Çok güçlü bir silahın yanlış kişilerin eline geçmesini engelleme görevi, Barney Ross (Sylvester Stallone) ve onun bitirim paralı asker takımı için şok edici ve beklenmedik olaylar dizisine dönüşür.
Peşine düştükleri acımasız silah tüccarının, Barney’in on yıldan uzun bir süre önce öldürdüğünü sandığı, eski partneri ve Cehennem Melekleri’nin kurucu ortağı olan Conrad Stonebanks’tan (Mel Gibson) başkası olmadığını anlaşılır.

Ateşli bir silahlı çatışmadan sonra Stonebanks burnu bile kanamadan kaçar ve emektar Cehennem Meleği Hale Caesar (Terry Crews) Barney’i çok önemli bir karar vermeye itecek şekilde öldürülmenin eşiğinden döner.

Barney kıdemli tayfasını emekliye ayırır ve takıma taze enerji ve güncellenmiş beceriler katmak için yetenekli gençlerden oluşan bir ekip toplar.


CIA’dan Max Drummer (Harrison Ford) yeni ekibi, Stonebanks’ı adalet karşısına çıkarmak için sevk edince ve sahtekâr silah tüccarı eski ortağı da dâhil olmak üzere Cehennem Melekleri’ni yok etmeyi kendine görev edinince mücadele kişisel bir hal almaya başlar.
Çetrefilli operasyon ters gidip, genç ekip esir alınınca Barney silah arkadaşları Lee Christmas (Jason Statham), Galgo (Antonio Banderas), Yin Yang (Jet Li), Doctor Death (Wesley Snipes), Gunner Jensen (Dolph Lundgren), Toll Road (Randy Couture) ve Trench Mauser’in (Arnold Schwarzenegger) yardımlarıyla sınır tanımayan bir kurtarma operasyonuna girişir.

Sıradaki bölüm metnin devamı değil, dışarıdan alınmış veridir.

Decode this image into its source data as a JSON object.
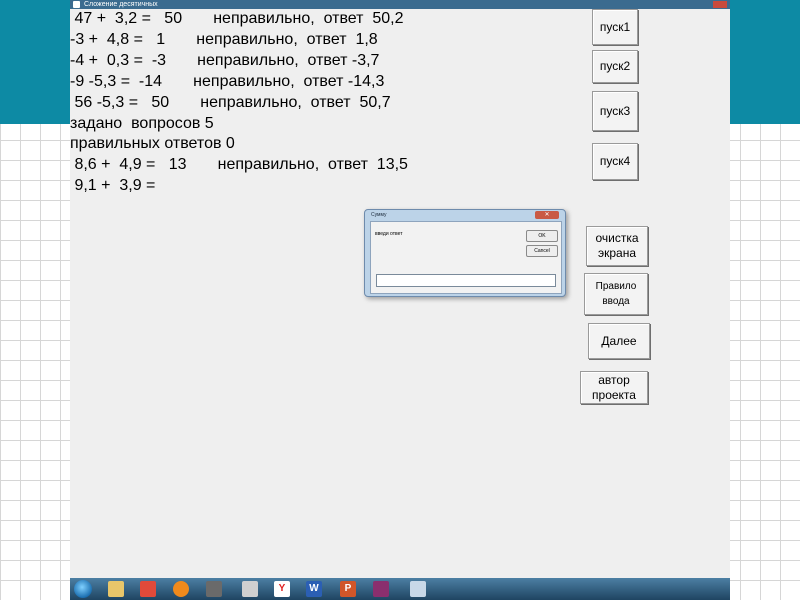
{
  "window": {
    "title": "Сложение десятичных"
  },
  "output_lines": [
    " 47 +  3,2 =   50       неправильно,  ответ  50,2",
    "-3 +  4,8 =   1       неправильно,  ответ  1,8",
    "-4 +  0,3 =  -3       неправильно,  ответ -3,7",
    "-9 -5,3 =  -14       неправильно,  ответ -14,3",
    " 56 -5,3 =   50       неправильно,  ответ  50,7",
    "задано  вопросов 5",
    "правильных ответов 0",
    " 8,6 +  4,9 =   13       неправильно,  ответ  13,5",
    " 9,1 +  3,9 ="
  ],
  "buttons": {
    "start1": "пуск1",
    "start2": "пуск2",
    "start3": "пуск3",
    "start4": "пуск4",
    "clear_line1": "очистка",
    "clear_line2": "экрана",
    "rules_line1": "Правило",
    "rules_line2": "ввода",
    "next": "Далее",
    "author_line1": "автор",
    "author_line2": "проекта"
  },
  "dialog": {
    "title": "Сумму",
    "prompt": "введи ответ",
    "ok": "OK",
    "cancel": "Cancel",
    "close": "✕",
    "input_value": ""
  },
  "taskbar": {
    "icons": [
      "start-orb",
      "explorer",
      "yandex-browser",
      "media-player",
      "app",
      "opera",
      "yandex",
      "word",
      "powerpoint",
      "winrar",
      "folder"
    ]
  },
  "colors": {
    "teal_band": "#0d8aa4",
    "window_bg": "#efefef",
    "dialog_frame": "#bcd3e8"
  }
}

Gişe rekorları kıran serinin şimdiye kadarki en görkemli bölümünde, karma ekipler Stonebanks’ın milisleri tarafından gerçekleştirilen epik bir saldırıdan sağ kurtulmak adına savaş verirken, klasik ‘old-school’ taktikler ileri teknoloji deneyimiyle buluşur.

Aksiyon kıdemlileri Mel Gibson (Braveheart, Lethal Weapon serisi), Harrison Ford (Indiana Jones ve Star Wars serileri), Antonio Banderas (Desperado, The Mask of Zorro), Wesley Snipes (Demolition Man, Blade serisi), Kelsey Grammer (X-Men: The Last Stand, Transformers: Age of Extinction) ve Kellan Lutz’un (The Legend of Hercules, The Twilight Saga) da aralarına katıldığı ‘Academy Ödülü®’ adayı Sylvester Stallone (En İyi Aktör, Rocky 1976; Rocky ve Rambo serileri), Jason Statham (The Italian Job, Transporter serisi), Jet Li (Badges of Fury, Unleashed), Dolph Lundgren (Universal Soldier, Rocky IV), Randy Couture (Ambushed), Terry Crews (Blended, Draft Day) ve Arnold Schwarzenegger (The Terminator serisi, True Lies) kemikleri titreten bir bölüm için geri dönüyorlar.
Film ayrıca; UFC ve MMA şampiyonu Ronda Rousey, WBC ortasıklet boks şampiyonu Victor Ortiz ve Glen Powell’ı da seriye dâhil ediyor.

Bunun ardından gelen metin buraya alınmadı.